If, on the other hand, my guests are the focus, then my goal is not to impress them, but to bless them. I want them to leave enriched and encouraged—better for having been in my life. I see my guests as I see myself, with pains and fears and disappointments, and hospitality becomes an opportunity to enter into those broken areas with the grace of Jesus Christ. Hospitality blesses.
Entertainment Stresses. Hospitality Savors.
The second distinction between entertainment and hospitality is one of aspiration: It answers the question: “What is my purpose?” The effort required to impress is immense because, let’s be honest, few of us are really that impressive. So, we fake it.
We stress about how to create the illusion of something we know we don’t actually possess. Entertaining others becomes an emotionally taxing façade that requires constant management so that no cracks can be seen.
Hospitality allows me to relax. I can enjoy being in the presence of another person created in the image of God. I give them attention, and I listen without the need to keep all the plates around me spinning. I simply savor the moment God has given me to enter the life of another and to bring them hope and help. The evening’s highlight is not a well-presented table, but the precious lives seated around that table. Hospitality savors.
Entertainment Babbles. Hospitality Listens.
The third distinction between entertainment and hospitality is one of communion. It answers the question: “How is intimacy being fostered?” Those who seek to entertain feel the pressure to fill the silence by incessantly babbling about themselves, their conquests, their children’s performance, or their remarkable experiences. Conversations rarely move below surface subjects but keep everything shallow and safe. After all, how entertaining are problems?
Those pursuing genuine hospitality are other-centered, demonstrating a willingness to put the other person in the spotlight. Biblical hospitality listens to stories without the need to one-up. It asks meaningful questions and allows the other the grace of being heard.

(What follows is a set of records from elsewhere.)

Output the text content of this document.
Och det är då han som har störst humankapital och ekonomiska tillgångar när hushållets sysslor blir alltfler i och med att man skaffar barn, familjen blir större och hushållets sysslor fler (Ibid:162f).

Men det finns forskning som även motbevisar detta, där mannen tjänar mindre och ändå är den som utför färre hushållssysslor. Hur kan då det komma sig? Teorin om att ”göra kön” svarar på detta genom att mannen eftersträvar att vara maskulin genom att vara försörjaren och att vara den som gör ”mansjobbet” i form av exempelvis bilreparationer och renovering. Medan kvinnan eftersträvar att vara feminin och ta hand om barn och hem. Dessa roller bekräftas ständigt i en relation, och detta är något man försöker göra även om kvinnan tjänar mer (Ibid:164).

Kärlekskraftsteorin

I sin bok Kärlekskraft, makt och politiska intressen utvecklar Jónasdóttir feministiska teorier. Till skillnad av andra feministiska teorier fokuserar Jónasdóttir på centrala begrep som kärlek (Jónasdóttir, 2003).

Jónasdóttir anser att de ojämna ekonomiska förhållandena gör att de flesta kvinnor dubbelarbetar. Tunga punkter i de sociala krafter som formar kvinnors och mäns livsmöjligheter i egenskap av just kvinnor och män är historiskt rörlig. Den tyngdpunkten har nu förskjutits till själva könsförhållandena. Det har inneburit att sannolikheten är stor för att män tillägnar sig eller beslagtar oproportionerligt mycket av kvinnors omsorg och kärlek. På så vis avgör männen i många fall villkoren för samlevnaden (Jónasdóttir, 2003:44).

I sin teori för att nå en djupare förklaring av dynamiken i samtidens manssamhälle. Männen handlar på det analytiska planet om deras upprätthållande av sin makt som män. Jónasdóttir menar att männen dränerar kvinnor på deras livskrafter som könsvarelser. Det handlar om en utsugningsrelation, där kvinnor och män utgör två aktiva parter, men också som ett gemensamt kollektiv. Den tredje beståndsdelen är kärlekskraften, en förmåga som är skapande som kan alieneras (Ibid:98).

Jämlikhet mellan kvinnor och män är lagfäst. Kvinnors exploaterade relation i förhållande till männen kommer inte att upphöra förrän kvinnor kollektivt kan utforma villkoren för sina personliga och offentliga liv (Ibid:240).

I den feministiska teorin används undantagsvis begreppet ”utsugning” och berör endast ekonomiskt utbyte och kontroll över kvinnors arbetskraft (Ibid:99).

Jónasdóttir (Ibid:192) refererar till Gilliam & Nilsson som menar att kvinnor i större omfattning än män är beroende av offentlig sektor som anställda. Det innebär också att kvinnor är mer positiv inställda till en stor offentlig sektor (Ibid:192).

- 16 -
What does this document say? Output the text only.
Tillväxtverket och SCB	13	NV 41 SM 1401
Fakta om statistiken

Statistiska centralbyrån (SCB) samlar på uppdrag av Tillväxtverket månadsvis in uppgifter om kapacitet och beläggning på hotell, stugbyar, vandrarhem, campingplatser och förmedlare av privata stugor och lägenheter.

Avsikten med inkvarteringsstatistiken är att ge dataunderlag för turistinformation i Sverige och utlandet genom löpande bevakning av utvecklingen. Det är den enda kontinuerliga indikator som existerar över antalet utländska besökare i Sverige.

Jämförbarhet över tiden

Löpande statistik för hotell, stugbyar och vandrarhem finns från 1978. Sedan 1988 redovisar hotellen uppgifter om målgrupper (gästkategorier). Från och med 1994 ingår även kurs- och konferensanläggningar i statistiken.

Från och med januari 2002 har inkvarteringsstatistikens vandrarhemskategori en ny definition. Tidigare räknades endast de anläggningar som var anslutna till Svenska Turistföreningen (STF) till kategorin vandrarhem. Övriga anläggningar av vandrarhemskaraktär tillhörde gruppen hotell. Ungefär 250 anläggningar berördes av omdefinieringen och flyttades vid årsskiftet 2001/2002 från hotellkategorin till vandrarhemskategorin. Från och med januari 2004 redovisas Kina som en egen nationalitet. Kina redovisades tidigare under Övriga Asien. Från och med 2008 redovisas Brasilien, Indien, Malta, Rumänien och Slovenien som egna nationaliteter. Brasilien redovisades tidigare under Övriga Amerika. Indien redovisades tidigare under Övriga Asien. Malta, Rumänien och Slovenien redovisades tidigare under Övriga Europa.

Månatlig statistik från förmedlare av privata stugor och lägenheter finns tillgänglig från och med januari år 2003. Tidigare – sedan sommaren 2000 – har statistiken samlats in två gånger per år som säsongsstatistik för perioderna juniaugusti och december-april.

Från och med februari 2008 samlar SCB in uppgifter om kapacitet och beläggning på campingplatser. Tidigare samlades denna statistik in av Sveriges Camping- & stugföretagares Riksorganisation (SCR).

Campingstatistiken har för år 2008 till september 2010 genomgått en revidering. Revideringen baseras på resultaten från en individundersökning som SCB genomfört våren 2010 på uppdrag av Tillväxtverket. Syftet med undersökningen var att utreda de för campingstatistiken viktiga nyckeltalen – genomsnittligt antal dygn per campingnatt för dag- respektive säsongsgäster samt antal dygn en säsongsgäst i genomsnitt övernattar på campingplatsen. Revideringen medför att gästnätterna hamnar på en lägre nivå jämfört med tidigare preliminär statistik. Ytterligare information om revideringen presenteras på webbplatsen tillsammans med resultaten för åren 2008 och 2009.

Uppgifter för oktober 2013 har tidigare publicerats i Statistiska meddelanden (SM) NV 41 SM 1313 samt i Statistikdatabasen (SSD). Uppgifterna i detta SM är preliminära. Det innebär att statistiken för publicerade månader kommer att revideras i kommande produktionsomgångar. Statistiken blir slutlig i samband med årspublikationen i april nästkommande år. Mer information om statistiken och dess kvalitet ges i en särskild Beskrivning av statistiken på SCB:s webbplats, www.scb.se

Hospitality tunes spiritual ears toward the joys, pain, or fears of those sharing a meal, and models an environment where relational intimacy moves easily from the superficial to spiritual. Hospitality listens.
Entertainment Excludes. Hospitality Honors.
The final distinction between entertainment and hospitality is one of inclusion. It answers the question: “Who, right now, is in need of Jesus’ love?” If I’m seeking to entertain, some people are simply not worth the effort. They are too “other” to pursue.
Entertainment takes the easiest road and animates me to look for those who require the least from me to love. I entertain people who are like me, those satiating my internal need to feel important, valued and validated.
Genuine, Jesus-like hospitality looks for those in need of love and honors them as esteemed guests (Luke 14:12-14). Because I’m freed from the assiduous bondage of seeking my own fulfillment, I’m able to bridge cultural lines of demarcation and pursue anyone, anywhere, who is in need of the love of God through Christ Jesus.
My home becomes a haven for guests who may not feel comfortable at my church—but who are becoming more open to the messenger and the Message of the church. Those far from God can find the fulfillment of their heart’s longing through the simple power of biblical hospitality. Hospitality honors.
What about you? Are you stuck on entertainment or zealous for genuine hospitality? You might think this to be some kind of superfluous add-on to the life of a kingdom-disciple, but a simple glimpse at the life of our Savior demonstrates that this was one of his primary means of ministry. All without a home of his own. Welcoming others. Eating with them. Listening to their story. Ministering to their pain. Holding out the invitation of the kingdom.
May we rediscover and follow his example.